One of the technical basis report for ASME Code Case N-702 is BWR Vessel and Internals Project (BWRVIP)-108, Technical Basis for the Reduction of Inspection Requirements for the Boiling Water Reactor Nozzle-to-Vessel Shell Welds and Nozzle Blend Radii, EPRI Technical Report 1003557, October 2002. In its safety evaluation of BWRVIP-108, dated December 19, 2007 (ADAMS Accession No. ML073600374), the NRC staff documented the BWRVIPs supplemental probabilistic fracture mechanics (PFM) evaluation that showed that the limiting probability of failure (PoF) is 1.98x10-6 per year for normal operation, compared to 1.19x10-7 per year for a low temperature over-pressure (LTOP) event. However, the PFM analysis in to Enclosure 1 of the licensees submittal reported PoF values only for the LTOP event. The NRC staff requests the licensee to report the PoF values for normal operation or discuss how the PoF values for LTOP are more limiting than those for normal operation.

RAI 2

Section 3.1 Fatigue Cycles of Attachment 1 to Enclosure 1 of the licensees submittal described the fatigue cycles used in the PFM analysis.

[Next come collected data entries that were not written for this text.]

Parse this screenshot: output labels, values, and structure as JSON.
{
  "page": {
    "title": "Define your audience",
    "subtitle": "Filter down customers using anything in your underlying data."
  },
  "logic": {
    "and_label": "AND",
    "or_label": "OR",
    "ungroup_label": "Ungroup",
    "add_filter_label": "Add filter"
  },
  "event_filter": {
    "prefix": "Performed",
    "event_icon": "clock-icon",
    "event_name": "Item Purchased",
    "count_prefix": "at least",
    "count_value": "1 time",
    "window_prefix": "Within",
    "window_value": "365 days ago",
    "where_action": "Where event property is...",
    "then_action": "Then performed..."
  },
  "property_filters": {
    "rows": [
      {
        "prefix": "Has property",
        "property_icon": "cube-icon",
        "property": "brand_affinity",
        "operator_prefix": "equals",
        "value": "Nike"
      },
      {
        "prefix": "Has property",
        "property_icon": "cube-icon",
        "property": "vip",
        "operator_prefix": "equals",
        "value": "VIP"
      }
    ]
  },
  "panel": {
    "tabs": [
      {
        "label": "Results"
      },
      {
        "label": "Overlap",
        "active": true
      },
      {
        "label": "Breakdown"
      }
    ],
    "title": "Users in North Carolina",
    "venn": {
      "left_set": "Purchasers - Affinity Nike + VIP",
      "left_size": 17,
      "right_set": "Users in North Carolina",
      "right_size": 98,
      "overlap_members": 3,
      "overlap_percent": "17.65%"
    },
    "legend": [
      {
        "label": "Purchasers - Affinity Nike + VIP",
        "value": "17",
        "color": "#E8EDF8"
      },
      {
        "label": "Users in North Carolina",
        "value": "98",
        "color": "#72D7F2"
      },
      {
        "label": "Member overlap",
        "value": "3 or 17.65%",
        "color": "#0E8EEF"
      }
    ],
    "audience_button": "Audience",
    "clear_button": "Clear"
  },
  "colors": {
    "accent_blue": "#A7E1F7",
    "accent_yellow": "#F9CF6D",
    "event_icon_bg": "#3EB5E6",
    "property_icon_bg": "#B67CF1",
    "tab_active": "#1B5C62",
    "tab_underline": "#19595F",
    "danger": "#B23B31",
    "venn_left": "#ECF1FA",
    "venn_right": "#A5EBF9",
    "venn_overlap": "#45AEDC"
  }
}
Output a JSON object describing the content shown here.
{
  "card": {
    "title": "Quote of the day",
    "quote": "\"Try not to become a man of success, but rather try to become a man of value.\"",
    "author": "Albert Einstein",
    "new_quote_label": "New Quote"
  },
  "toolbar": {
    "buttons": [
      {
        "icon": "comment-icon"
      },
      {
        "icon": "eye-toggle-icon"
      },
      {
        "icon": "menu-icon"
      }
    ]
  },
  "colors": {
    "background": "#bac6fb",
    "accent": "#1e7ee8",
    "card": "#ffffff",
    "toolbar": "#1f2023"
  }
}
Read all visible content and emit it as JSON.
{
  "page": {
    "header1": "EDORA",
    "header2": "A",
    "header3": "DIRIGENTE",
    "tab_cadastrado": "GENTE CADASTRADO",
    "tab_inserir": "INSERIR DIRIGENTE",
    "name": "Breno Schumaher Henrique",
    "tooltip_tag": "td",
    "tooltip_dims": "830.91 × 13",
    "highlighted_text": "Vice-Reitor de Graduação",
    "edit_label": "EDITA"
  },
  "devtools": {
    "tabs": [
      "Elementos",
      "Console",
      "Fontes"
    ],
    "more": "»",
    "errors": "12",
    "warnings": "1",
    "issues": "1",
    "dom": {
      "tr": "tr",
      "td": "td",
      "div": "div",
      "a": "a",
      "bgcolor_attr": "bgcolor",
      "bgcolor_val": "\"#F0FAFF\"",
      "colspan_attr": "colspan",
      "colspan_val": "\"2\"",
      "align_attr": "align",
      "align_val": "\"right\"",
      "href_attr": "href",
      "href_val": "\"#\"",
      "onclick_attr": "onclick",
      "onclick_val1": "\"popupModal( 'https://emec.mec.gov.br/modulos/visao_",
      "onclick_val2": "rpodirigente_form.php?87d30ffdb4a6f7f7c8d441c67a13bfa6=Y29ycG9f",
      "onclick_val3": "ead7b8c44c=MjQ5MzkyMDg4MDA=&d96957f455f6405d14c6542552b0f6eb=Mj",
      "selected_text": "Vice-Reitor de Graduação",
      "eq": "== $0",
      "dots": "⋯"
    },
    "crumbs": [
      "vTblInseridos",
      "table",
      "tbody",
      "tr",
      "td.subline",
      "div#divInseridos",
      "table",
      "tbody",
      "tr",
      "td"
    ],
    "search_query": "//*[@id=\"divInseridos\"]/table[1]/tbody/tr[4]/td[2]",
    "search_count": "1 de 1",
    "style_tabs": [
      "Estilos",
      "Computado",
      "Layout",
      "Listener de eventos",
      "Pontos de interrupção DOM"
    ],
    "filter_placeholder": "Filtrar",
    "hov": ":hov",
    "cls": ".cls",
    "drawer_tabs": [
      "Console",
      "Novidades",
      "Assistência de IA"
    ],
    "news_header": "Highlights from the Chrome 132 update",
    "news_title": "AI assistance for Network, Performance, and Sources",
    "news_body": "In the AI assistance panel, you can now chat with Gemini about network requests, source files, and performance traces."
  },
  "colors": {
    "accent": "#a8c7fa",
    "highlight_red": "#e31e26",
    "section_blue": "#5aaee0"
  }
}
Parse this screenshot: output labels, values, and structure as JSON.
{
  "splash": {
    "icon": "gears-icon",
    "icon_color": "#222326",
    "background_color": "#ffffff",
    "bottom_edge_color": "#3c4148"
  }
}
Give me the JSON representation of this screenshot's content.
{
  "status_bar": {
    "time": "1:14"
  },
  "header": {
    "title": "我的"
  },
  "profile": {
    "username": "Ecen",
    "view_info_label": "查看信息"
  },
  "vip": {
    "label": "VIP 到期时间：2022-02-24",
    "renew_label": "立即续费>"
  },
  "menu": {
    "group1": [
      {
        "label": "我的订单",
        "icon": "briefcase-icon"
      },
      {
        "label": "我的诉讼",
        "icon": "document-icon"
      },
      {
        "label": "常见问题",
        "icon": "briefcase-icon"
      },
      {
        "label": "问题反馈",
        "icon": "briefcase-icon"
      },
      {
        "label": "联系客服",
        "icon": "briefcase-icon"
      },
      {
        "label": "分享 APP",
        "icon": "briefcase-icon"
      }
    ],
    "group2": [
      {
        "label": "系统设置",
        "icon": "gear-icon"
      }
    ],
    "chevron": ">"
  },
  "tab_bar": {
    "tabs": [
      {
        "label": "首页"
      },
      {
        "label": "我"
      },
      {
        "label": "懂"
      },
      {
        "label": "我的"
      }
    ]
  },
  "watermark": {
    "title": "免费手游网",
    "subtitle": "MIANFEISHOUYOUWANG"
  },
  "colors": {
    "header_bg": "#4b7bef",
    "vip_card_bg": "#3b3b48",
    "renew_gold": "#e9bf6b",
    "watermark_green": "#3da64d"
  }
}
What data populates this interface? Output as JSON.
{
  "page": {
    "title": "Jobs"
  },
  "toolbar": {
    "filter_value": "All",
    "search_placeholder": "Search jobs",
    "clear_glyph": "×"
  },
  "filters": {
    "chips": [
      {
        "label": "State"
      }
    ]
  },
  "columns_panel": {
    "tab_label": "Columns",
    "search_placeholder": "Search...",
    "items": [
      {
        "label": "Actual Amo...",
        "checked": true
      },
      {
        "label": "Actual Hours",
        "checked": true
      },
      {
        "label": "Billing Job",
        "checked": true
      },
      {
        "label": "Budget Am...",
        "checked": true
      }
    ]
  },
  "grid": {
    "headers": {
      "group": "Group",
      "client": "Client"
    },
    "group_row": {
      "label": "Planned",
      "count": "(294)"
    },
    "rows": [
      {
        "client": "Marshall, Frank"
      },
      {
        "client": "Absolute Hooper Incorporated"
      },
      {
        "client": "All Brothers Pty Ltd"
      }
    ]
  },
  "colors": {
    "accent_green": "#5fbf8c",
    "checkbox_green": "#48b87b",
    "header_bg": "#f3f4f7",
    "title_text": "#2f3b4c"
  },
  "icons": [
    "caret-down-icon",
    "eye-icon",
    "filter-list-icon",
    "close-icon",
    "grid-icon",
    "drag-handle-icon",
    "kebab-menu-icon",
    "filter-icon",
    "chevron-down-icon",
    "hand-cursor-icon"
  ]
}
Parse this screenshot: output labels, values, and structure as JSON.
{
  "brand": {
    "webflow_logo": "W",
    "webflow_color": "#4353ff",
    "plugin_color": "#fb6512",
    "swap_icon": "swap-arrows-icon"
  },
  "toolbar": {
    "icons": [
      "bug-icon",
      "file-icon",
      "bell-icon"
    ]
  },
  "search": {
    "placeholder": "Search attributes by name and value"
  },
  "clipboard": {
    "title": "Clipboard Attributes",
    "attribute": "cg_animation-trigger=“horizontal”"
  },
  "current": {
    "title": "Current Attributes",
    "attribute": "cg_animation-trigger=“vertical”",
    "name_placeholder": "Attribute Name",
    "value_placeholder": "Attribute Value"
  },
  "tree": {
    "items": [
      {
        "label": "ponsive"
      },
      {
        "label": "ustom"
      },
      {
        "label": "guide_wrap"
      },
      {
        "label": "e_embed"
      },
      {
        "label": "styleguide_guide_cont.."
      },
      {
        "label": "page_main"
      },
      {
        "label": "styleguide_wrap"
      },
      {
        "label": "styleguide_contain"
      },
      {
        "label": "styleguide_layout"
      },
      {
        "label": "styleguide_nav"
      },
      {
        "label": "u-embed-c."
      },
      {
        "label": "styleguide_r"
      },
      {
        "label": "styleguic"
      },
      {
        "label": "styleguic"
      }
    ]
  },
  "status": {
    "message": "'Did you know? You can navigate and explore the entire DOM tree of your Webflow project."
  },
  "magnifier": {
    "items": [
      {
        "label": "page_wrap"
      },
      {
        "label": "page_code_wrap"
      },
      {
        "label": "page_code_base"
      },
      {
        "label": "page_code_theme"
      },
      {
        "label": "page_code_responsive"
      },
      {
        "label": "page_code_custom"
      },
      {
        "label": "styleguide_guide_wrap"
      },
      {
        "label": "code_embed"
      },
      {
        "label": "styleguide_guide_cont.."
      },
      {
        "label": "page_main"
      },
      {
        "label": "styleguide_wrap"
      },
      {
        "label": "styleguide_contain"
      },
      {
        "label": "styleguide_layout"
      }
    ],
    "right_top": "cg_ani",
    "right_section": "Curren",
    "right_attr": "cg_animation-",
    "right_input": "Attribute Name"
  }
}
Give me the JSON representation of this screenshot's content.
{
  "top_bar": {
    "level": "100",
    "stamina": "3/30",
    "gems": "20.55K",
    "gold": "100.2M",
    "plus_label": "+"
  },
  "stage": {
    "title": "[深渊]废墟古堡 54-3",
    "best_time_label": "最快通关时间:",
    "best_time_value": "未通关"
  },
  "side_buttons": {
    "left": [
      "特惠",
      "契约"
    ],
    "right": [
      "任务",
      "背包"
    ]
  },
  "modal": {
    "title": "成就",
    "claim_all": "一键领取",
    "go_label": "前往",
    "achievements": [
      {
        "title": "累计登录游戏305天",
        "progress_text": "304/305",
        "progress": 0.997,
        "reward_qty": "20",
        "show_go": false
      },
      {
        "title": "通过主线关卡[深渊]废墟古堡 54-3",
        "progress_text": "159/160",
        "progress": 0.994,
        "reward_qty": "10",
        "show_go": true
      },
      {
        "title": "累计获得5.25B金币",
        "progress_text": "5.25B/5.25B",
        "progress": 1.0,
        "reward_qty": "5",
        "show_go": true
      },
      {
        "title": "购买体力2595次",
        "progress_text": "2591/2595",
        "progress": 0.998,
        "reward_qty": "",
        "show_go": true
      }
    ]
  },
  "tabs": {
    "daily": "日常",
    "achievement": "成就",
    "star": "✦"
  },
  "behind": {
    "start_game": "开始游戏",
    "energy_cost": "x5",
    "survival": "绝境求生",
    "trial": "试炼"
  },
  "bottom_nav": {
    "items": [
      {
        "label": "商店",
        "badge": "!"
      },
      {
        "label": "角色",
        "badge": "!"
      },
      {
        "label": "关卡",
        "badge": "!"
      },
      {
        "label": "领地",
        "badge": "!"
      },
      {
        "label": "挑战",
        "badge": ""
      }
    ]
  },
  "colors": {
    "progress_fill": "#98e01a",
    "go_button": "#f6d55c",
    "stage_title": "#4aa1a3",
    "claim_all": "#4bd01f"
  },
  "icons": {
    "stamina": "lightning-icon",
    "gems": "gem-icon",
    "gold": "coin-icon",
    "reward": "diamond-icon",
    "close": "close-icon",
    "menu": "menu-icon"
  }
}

The NRC staff requests the licensee to confirm the following: (1) the fatigue cycles of all other transients applicable to the HNP, Units 1 and 2 recirculation inlet and outlet nozzles were lumped into the selected bounding transients, and (2) fatigue crack growth in the PFM analysis was performed using the fatigue cycles projected to 60 years of operation.

RAI 3

Section 4.2.2 Fluence of Attachment 1 to Enclosure 1 of the licensees submittal indicated that since fluence values were not available for the HNP, Units 1 and 2 recirculation inlet and outlet nozzles, the peak fluence at the inside RPV surface from the closest RPV circumferential weld (C4) and the lower vessel shell were used in the PFM analysis. The NRC staff requests the licensee to confirm that RPV circumferential weld C4 and the lower vessel shell selected for fluence values are closer to the active core in the RPV axial direction than the HNP, Units 1 and 2 recirculation inlet and outlet nozzles.